It is productive to regard $D = \frac{d}{dx}$ as a linear operator, say from the space of smooth functions on $\mathbb{R}$ to itself, for several reasons. The simplest reason I can think of is that it makes the theory of linear homogeneous differential equations very simple. For a linear homogeneous differential equation is nothing more than an attempt to find a nullspace of the operator $p(D)$ where $p$ is some polynomial.
To do this we need to find the spectrum of $D$. It's not hard to see that there is a unique eigenvector with eigenvalue $\lambda$ given by $e^{\lambda x}$, and from here it follows that the nullspace of $p(D)$ at least contains (and, if $p$ has distinct roots, is entirely made of) the functions $e^{\lambda x}$ where $p(\lambda) = 0$.
Said another way, if $p(x) = \prod_{i=1}^n (x - \lambda_i)$ then we can factor the operator $p(D)$ as $\prod_{i=1}^n (D - \lambda_i)$, and it's not hard to see that $f$ is in the nullspace of this operator whenever $(D - \lambda_i) f = 0$, or $f(x) = e^{\lambda_i x}$ (up to initial conditions). In fact, we get a solution $f$ whenever $(D - \lambda_i)^{e_i} f = 0$ where $e_i$ is the multiplicity of $\lambda_i$, and studying this condition readily leads to the complete set of solutions.
In other words, thinking of $D$ as an operator in its own right essentially reduces the study of linear homogeneous differential equations to linear algebra (modulo some existence and uniqueness arguments), specifically the study of the Jordan decomposition.

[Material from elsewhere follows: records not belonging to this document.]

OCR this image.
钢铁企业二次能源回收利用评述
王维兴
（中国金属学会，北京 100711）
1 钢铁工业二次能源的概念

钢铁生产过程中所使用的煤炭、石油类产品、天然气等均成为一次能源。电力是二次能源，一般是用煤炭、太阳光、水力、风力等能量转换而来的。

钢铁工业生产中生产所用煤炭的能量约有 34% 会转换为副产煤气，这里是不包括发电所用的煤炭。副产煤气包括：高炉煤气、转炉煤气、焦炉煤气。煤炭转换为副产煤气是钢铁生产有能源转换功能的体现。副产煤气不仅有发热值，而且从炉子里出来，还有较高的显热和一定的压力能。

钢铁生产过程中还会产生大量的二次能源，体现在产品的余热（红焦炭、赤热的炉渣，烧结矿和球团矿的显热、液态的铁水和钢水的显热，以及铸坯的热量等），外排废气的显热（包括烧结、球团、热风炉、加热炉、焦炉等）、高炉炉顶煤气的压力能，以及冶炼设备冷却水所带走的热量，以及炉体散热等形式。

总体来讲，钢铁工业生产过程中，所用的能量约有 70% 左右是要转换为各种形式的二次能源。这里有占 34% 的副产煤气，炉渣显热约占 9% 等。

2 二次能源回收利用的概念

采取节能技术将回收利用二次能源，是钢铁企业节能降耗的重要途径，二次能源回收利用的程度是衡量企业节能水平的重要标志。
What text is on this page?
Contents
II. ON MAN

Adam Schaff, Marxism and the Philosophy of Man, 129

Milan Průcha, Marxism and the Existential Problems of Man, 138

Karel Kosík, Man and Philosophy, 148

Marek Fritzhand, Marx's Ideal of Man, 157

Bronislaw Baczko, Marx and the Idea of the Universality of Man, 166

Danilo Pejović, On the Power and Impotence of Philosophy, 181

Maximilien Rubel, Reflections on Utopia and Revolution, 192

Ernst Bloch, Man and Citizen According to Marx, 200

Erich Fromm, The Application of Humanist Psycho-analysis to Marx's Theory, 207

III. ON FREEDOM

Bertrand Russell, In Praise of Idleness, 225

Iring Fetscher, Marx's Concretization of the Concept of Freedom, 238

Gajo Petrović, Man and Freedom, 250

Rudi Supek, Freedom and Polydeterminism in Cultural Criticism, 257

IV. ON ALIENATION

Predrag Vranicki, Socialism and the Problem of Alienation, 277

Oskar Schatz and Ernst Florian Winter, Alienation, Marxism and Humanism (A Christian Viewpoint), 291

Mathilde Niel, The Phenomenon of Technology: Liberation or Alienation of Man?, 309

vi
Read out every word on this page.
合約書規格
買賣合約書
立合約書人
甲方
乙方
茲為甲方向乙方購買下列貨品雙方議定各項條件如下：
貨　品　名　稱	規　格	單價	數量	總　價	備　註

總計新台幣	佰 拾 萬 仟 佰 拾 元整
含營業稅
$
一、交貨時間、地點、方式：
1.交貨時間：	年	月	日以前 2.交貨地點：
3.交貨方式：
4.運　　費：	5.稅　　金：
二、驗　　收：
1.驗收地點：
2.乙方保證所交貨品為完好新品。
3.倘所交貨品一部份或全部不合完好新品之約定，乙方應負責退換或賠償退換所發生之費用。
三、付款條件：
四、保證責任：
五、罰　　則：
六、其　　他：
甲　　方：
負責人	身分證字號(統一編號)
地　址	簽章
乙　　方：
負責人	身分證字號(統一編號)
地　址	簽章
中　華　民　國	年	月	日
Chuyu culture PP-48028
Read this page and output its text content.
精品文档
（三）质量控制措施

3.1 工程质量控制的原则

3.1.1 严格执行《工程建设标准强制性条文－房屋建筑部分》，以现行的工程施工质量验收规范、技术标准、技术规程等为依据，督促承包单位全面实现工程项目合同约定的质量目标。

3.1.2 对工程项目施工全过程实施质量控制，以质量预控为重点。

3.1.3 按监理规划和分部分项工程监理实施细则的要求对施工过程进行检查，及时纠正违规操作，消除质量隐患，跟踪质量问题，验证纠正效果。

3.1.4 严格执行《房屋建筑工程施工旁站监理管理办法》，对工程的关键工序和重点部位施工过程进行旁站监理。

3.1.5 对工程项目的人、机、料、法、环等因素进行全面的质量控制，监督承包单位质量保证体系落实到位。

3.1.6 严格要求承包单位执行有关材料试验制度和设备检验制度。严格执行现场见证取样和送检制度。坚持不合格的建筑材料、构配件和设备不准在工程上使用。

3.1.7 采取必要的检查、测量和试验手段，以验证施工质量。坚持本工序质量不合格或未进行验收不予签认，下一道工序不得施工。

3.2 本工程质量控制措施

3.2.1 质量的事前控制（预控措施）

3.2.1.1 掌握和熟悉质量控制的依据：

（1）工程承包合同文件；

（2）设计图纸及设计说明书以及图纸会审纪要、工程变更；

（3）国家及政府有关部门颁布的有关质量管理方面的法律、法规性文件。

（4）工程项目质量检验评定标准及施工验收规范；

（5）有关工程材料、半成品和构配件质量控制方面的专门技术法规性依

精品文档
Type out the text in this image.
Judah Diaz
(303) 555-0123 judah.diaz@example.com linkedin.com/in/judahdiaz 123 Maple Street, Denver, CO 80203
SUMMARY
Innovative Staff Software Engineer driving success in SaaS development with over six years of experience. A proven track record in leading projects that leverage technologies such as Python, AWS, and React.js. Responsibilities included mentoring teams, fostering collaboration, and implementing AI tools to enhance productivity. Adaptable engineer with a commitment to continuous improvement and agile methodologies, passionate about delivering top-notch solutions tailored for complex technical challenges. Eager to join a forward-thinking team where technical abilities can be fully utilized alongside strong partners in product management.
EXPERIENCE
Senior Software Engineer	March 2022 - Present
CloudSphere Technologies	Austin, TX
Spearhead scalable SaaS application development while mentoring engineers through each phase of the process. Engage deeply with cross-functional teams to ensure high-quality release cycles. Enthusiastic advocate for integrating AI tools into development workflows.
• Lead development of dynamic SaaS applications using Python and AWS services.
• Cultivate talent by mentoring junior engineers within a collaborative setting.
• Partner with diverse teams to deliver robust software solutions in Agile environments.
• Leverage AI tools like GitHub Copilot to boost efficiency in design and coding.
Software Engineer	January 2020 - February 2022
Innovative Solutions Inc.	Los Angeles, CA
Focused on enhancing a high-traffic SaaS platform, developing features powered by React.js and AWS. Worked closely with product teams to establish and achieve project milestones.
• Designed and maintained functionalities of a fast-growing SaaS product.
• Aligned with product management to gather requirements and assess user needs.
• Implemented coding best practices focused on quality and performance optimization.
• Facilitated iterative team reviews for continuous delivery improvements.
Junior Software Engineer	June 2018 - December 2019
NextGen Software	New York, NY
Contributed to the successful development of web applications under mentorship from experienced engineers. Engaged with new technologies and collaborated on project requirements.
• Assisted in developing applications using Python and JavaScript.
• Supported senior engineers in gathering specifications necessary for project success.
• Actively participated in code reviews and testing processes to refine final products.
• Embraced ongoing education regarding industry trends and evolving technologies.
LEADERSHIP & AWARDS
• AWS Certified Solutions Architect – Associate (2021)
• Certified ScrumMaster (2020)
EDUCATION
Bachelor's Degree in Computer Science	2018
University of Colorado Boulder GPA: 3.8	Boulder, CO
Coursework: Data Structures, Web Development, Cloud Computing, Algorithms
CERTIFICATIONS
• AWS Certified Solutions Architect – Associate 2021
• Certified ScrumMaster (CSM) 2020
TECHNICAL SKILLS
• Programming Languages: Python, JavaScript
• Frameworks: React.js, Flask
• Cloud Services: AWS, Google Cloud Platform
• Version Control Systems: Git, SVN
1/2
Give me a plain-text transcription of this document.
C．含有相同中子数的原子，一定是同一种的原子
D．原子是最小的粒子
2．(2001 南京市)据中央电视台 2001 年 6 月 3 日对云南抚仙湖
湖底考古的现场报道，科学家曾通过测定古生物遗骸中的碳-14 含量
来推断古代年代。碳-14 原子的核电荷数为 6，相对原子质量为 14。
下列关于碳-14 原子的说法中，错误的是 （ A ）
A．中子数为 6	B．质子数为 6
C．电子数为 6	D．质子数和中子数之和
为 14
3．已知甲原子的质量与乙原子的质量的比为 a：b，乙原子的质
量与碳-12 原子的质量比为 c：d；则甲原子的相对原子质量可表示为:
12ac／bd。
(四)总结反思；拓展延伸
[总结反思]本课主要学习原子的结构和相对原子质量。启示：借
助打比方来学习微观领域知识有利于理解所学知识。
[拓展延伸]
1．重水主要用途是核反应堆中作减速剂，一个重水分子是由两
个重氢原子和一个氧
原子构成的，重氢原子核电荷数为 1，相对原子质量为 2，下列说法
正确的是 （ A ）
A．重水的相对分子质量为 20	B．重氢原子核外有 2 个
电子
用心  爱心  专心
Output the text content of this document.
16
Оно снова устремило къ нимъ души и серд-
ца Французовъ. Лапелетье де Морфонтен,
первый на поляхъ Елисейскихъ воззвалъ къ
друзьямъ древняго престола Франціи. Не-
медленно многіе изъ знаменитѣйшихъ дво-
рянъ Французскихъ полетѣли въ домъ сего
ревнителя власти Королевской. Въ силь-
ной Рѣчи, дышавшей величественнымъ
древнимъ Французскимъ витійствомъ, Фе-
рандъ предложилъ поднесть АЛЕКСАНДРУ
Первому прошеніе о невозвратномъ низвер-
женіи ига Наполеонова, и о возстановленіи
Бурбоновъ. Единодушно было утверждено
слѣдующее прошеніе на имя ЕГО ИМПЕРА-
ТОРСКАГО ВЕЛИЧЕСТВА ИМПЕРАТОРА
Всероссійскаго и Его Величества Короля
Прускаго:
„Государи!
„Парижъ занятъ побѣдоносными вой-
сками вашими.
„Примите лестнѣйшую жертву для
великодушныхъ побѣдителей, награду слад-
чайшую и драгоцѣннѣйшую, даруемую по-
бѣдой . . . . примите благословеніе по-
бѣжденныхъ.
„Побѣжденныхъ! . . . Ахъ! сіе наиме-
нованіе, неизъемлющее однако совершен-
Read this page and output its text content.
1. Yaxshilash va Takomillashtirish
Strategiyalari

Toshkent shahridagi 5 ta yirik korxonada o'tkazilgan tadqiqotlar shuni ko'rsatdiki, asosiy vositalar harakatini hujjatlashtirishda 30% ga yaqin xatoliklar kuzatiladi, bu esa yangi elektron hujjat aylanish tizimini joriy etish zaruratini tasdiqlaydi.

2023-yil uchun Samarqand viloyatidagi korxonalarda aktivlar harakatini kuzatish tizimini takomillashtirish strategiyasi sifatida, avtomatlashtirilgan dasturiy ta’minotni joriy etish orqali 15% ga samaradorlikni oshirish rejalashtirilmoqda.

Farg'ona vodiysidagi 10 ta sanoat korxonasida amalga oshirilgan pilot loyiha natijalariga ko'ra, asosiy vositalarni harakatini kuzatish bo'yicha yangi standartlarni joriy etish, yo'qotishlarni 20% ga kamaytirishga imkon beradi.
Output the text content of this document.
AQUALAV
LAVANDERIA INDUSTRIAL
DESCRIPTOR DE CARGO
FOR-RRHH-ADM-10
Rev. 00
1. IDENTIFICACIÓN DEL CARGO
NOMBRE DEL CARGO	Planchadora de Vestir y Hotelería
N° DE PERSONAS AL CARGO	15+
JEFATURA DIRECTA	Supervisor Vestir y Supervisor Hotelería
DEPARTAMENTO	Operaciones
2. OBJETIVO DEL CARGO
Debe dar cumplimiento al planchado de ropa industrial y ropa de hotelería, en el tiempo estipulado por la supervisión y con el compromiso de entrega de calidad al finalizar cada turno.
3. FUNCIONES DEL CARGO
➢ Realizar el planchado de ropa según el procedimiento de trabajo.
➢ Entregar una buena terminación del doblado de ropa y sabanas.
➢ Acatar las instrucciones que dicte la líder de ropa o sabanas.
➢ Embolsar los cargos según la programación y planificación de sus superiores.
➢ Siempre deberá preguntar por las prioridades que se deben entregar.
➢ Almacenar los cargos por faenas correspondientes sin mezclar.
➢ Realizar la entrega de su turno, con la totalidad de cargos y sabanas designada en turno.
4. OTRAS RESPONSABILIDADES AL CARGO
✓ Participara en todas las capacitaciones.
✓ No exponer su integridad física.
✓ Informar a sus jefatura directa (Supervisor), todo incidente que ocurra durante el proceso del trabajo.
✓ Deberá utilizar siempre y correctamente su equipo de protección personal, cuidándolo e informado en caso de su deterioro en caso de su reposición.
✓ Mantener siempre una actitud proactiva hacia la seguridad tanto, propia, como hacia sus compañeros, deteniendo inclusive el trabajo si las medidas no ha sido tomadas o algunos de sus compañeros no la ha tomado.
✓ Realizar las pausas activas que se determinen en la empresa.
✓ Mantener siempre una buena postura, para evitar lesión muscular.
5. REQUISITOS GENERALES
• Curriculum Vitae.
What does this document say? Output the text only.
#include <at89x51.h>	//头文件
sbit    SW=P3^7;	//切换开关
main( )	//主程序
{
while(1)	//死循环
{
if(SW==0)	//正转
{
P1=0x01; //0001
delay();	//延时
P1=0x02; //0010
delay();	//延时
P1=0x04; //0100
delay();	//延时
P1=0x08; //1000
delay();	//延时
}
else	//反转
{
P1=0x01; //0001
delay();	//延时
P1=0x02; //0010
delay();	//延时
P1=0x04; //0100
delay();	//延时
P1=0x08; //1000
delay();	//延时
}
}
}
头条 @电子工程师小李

Of course one can go much, much further with this idea: for example we can factor differential operators in more than one variable in the same way. The Laplacian $D_x^2 + D_y^2$ where $D_x$ is the derivative with respect to $x$ and $D_y$ the derivative with respect to $y$ factors as $\left( D_x + D_y i \right) \left( D_x - D_y i \right)$ and this immediately gives the connection between harmonic functions and holomorphic functions via the Cauchy-Riemann equations. And the Dirac equation in quantum mechanics was discovered through a similar factorization process, but with matrix rather than merely complex coefficients.